June Waddell, a larger, heavier woman in her early forties, taught gym with less enthusiasm than penmanship, but more than second grade reading. She regularly forgot that Wednesdays were gym days and rarely had the appropriate clothing with her. On the days that she remembered, her gym clothes were a pair of brown athletic shorts from ten years earlier when, in a fit of early love, she had joined an aerobics class, and a T-shirt with cats or flowers on it. She almost never had a whistle. She yelled.

On the field with two dozen eight-year-olds, she did a lot of yelling, first calling above the din of grade-school conversations for Betty Smith and Marshall Hemp to be captains and to start choosing up teams.

“And by golly, be quick about it,” she said loudly. When the best friends and second best friends were all chosen, Mrs. Waddell hurried things along by arbitrarily choosing the rest of the players for them.

“Positions!” she called and the kids ambled onto the field, boys running, girls walking, to take their sides. Mrs. Waddell blew the whistle and they ran in random directions, not one of them particularly athletically inclined, but with lots of dig.

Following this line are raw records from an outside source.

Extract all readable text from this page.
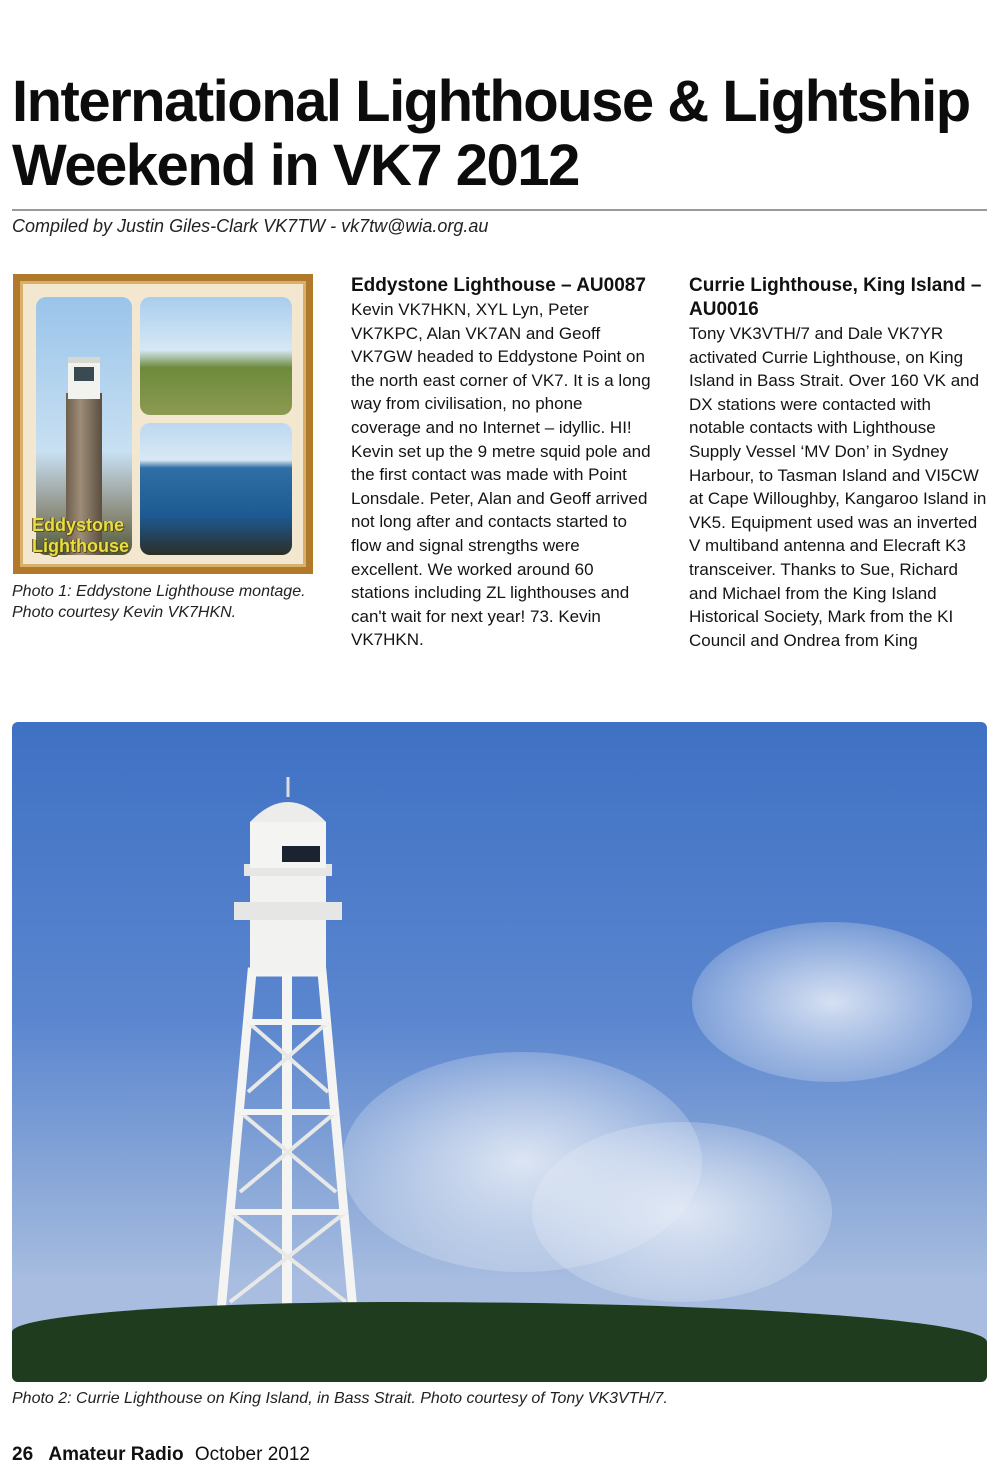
International Lighthouse & Lightship
Weekend in VK7 2012
Compiled by Justin Giles-Clark VK7TW - vk7tw@wia.org.au
Eddystone
Lighthouse
Photo 1: Eddystone Lighthouse montage. Photo courtesy Kevin VK7HKN.
Eddystone Lighthouse – AU0087

Kevin VK7HKN, XYL Lyn, Peter VK7KPC, Alan VK7AN and Geoff VK7GW headed to Eddystone Point on the north east corner of VK7. It is a long way from civilisation, no phone coverage and no Internet – idyllic. HI! Kevin set up the 9 metre squid pole and the first contact was made with Point Lonsdale. Peter, Alan and Geoff arrived not long after and contacts started to flow and signal strengths were excellent. We worked around 60 stations including ZL lighthouses and can't wait for next year! 73. Kevin VK7HKN.

Currie Lighthouse, King Island – AU0016

Tony VK3VTH/7 and Dale VK7YR activated Currie Lighthouse, on King Island in Bass Strait. Over 160 VK and DX stations were contacted with notable contacts with Lighthouse Supply Vessel ‘MV Don’ in Sydney Harbour, to Tasman Island and VI5CW at Cape Willoughby, Kangaroo Island in VK5. Equipment used was an inverted V multiband antenna and Elecraft K3 transceiver. Thanks to Sue, Richard and Michael from the King Island Historical Society, Mark from the KI Council and Ondrea from King

Photo 2: Currie Lighthouse on King Island, in Bass Strait. Photo courtesy of Tony VK3VTH/7.
26 Amateur Radio October 2012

“Way to hustle, Betty,” she called out, not really caring, to the little girl playing center. Betty’s best friend Tiffany Winders was right wing and her next-best friend Laurie Perkins was left wing. The boys were defense. Linda Williams—ultimately chosen for Betty’s team—was in goal. She said it was
easier.

“Guard your goalie, defense!” Mrs. Waddell called out, hoping her voice sounded more enthusiastic than she felt. She hated team sports in the vague way of someone who had never played.

With the exception of Bethany Sanders in goal, the entire boys’ team had followed the progress of the ball across the field, without any respect to boundaries or positions. Mrs. Waddell sighed deeply. “Mind your positions!” she called out, entirely unsure suddenly if that was the rule of the game.
At least,
she thought,
Linda had stayed in goal
(and was now standing in the middle, uninterestedly postured with shoulders slumped, picking at a scab on her hand). Mrs. Waddell lost sight of ball and key players in the squirming mass. “Don’t bunch up!” she called out helpfully. She was ignored.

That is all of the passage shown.